Cession de PME : 3 idées reçues qui coûtent cher aux dirigeants
La plupart des dirigeants de PME ne cèdent leur entreprise qu'une seule fois. Ce manque d'expérience du processus alimente des croyances qui, le jour venu, se traduisent en décote ou en négociations déséquilibrées.
En 6 ans passés chez EY-Parthenon sur des mandats de fusions-acquisitions en Europe, j'ai vu des dizaines de transactions. Côté acquéreur comme côté vendeur. Un constat revient à chaque fois : les dirigeants de PME abordent leur cession avec des certitudes qui, dans les faits, jouent contre eux.
Voici les trois plus fréquentes.
"Mon expert-comptable peut gérer la préparation de la cession."
Votre expert-comptable connaît vos comptes mieux que personne. Mais préparer une cession, ce n'est pas produire un bilan. C'est anticiper les questions qu'un acquéreur va poser, et s'assurer que les réponses jouent en votre faveur.
Un acquéreur ne lit pas vos comptes de la même manière que votre banquier. Il cherche les zones de risque, les dépendances, les éléments non récurrents, les retraitements possibles.

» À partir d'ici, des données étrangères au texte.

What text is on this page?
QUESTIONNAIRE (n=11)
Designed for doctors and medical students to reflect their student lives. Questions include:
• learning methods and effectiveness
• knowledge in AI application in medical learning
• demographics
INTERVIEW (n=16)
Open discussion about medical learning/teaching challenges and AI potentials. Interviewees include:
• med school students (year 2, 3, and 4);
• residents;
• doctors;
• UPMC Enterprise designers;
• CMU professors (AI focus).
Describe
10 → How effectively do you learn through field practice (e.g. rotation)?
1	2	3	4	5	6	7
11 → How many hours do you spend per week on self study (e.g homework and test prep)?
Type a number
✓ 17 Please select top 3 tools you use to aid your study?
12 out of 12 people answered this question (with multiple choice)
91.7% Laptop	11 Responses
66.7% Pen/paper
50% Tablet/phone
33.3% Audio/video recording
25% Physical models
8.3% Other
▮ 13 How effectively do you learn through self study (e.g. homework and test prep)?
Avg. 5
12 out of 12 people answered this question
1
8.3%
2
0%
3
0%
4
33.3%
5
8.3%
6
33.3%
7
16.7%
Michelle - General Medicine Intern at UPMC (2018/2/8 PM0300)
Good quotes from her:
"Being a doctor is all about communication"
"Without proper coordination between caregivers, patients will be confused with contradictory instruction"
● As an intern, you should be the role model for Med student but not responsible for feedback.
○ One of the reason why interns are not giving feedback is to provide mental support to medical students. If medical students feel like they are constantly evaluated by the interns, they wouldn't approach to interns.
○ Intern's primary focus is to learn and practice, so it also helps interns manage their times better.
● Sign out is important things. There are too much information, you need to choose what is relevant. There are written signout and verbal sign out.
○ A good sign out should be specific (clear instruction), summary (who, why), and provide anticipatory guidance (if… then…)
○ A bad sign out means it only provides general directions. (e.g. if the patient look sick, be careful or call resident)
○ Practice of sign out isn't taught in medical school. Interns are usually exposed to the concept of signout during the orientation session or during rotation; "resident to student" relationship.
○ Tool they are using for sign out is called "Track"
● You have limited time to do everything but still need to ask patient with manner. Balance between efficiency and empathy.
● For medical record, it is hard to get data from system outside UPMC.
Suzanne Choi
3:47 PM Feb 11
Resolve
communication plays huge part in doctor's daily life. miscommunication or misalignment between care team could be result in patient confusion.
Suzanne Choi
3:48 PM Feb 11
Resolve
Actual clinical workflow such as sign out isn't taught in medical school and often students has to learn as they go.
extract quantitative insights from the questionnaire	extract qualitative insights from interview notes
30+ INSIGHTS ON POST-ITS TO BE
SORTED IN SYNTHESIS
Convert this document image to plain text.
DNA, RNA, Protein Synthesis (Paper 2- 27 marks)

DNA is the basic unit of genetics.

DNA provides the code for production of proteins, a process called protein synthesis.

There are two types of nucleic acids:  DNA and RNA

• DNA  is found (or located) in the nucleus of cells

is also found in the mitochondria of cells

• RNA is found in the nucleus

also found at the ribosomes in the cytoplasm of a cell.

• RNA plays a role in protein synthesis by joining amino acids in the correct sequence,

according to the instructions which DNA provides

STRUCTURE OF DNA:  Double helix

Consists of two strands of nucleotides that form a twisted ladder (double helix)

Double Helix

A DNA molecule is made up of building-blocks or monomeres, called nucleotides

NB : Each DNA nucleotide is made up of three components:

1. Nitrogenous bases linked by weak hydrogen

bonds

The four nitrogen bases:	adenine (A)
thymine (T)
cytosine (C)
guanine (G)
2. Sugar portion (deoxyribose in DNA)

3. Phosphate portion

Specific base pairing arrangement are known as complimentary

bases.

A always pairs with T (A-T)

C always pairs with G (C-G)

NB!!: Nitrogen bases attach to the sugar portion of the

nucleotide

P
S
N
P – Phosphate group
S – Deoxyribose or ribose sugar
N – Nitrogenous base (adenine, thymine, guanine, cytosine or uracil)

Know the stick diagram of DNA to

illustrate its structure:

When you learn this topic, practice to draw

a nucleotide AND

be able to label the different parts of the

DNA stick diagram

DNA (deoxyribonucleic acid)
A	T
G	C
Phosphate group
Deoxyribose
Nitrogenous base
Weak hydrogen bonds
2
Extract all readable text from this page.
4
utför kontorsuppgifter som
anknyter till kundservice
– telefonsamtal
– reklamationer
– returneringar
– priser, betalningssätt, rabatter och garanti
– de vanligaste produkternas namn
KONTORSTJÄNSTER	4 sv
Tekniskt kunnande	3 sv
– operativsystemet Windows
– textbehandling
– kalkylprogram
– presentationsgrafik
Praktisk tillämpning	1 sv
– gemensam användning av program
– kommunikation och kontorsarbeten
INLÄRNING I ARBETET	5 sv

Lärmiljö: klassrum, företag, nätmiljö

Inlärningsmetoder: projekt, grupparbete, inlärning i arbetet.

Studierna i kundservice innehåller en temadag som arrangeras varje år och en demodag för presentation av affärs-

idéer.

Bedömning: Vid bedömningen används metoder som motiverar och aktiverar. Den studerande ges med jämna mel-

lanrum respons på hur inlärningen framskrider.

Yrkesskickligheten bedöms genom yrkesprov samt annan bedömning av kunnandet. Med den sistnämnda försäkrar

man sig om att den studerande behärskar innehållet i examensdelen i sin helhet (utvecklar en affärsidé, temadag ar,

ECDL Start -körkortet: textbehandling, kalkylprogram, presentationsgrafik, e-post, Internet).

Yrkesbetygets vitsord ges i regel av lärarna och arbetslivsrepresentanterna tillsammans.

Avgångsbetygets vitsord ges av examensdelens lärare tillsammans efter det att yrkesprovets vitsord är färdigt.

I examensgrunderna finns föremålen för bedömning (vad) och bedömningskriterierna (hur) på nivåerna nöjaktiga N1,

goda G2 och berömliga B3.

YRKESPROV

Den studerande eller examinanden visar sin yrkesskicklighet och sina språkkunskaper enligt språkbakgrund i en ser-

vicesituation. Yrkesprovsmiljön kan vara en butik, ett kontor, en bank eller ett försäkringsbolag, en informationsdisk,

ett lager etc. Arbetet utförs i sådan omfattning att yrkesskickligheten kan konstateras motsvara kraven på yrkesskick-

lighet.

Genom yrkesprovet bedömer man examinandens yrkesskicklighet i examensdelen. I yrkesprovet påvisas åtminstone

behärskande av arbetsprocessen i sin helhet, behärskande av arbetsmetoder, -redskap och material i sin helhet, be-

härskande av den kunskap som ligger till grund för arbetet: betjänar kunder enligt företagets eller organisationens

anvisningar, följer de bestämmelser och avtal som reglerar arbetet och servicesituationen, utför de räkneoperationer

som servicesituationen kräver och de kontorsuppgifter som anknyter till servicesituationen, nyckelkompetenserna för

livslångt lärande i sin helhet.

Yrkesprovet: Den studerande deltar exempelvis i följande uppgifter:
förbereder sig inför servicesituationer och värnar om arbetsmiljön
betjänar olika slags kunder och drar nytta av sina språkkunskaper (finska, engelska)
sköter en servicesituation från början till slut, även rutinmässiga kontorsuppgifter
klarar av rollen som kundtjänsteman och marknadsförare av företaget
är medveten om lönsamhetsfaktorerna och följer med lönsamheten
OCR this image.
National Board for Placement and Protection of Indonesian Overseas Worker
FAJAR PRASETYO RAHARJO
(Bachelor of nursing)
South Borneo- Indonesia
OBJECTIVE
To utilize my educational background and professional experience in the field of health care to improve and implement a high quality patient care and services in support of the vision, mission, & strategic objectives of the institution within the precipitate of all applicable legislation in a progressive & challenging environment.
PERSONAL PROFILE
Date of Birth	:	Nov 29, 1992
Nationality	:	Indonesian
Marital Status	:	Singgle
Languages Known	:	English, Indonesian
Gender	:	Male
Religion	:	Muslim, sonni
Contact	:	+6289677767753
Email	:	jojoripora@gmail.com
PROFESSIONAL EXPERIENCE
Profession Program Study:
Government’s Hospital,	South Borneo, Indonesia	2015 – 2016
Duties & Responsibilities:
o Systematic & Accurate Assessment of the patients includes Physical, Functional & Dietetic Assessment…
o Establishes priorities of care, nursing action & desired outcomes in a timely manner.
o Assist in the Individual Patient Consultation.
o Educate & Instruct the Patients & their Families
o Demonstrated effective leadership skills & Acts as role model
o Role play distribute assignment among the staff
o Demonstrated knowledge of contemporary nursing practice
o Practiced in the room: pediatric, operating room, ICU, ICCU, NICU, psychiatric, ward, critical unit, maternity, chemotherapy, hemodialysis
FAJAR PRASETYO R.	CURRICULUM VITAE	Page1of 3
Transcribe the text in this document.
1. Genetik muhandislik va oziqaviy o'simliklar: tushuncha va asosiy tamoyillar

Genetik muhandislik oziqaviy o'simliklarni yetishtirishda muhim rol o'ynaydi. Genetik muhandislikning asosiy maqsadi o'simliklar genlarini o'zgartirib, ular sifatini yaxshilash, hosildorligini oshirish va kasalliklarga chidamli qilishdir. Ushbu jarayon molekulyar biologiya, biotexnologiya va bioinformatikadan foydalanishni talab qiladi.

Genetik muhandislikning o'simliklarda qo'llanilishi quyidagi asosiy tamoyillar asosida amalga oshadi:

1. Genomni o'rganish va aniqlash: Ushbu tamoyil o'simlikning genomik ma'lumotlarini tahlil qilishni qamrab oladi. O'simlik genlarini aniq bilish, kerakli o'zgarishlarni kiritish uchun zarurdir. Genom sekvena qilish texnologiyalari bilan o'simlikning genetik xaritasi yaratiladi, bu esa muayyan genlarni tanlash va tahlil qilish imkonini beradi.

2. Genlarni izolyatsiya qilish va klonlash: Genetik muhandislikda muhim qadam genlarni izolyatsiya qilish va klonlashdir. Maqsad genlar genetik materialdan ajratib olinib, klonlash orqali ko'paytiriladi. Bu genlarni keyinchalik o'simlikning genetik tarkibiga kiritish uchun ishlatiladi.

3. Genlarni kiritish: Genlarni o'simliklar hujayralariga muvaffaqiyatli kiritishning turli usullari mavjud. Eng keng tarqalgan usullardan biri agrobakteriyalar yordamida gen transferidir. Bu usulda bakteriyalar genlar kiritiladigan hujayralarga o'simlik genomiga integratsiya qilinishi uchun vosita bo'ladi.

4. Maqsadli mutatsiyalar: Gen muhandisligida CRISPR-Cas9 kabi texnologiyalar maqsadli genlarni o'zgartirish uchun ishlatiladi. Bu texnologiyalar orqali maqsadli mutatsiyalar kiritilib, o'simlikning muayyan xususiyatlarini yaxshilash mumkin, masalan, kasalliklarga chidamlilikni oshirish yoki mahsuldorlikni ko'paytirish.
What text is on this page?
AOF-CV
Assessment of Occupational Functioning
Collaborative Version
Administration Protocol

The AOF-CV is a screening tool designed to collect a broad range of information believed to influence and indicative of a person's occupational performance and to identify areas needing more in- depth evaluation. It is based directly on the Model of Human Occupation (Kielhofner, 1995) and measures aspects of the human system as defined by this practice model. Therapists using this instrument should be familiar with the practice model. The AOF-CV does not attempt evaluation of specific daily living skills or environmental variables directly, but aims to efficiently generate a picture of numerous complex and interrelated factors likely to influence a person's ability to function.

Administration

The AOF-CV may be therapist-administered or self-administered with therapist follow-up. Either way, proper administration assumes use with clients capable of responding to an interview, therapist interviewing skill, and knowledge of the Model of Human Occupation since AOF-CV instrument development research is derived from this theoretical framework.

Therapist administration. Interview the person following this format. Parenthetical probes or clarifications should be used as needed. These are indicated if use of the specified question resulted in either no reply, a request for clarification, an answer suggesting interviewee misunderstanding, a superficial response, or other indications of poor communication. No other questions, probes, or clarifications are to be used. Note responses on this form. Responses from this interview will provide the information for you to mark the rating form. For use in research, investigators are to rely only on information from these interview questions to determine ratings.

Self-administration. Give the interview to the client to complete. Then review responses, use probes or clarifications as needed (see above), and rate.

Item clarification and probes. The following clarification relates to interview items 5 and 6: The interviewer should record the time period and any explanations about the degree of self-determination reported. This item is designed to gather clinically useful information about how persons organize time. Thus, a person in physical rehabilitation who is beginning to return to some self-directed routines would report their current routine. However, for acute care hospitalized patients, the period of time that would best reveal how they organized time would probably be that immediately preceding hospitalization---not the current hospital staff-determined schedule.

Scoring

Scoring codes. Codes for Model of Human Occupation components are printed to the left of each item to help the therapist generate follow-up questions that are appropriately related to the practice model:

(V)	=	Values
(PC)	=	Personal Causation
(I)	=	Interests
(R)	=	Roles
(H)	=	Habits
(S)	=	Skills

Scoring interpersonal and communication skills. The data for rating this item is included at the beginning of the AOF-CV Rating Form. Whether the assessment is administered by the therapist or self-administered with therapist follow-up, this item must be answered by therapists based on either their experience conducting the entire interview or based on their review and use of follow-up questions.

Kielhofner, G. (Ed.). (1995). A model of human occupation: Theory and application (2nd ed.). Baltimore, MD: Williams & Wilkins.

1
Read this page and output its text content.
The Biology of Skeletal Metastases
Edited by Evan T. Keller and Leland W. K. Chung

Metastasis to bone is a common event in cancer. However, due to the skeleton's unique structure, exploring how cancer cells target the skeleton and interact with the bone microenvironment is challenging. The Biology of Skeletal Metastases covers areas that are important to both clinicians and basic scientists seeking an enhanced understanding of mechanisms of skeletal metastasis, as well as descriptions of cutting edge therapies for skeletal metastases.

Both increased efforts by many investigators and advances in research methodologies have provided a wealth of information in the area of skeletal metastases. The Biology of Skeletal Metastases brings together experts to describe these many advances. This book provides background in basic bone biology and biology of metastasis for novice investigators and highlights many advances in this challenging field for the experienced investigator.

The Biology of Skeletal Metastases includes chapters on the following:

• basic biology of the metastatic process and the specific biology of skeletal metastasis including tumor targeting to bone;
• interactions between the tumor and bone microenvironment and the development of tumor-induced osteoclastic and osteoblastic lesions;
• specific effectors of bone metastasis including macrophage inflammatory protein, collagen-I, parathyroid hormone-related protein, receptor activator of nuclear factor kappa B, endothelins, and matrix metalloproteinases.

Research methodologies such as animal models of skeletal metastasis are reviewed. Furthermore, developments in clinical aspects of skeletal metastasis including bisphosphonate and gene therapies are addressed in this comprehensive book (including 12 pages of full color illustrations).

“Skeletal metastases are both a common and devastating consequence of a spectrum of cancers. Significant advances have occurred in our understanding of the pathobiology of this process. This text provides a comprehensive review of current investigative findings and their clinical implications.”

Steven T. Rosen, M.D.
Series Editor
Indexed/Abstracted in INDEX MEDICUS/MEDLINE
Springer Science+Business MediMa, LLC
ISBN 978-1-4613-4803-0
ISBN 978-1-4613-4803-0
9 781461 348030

Il a des équipes formées pour ça. Votre expert-comptable, aussi compétent soit-il, n'a généralement pas cette grille de lecture. Parce que ce n'est tout simplement pas son métier.
"Si mon entreprise est rentable, elle se vendra bien."
Une entreprise rentable n'est pas automatiquement une entreprise bien valorisée. La rentabilité est un prérequis, pas un argument suffisant.
Ce qui fait la différence entre une offre moyenne et une offre forte, c'est la qualité de ce qui entoure la rentabilité : la visibilité sur les revenus futurs, la solidité de l'organisation, la capacité de l'entreprise à fonctionner sans son dirigeant. Deux entreprises au même EBITDA peuvent recevoir des offres très différentes selon la manière dont elles sont structurées et présentées.
La rentabilité ouvre la porte. C'est la préparation qui détermine à quel étage on entre.
"Le bon acquéreur reconnaîtra la valeur de mon entreprise."
C'est probablement l'idée la plus coûteuse. Elle repose sur l'hypothèse que la valeur est objective et que l'acquéreur la verra de lui-même.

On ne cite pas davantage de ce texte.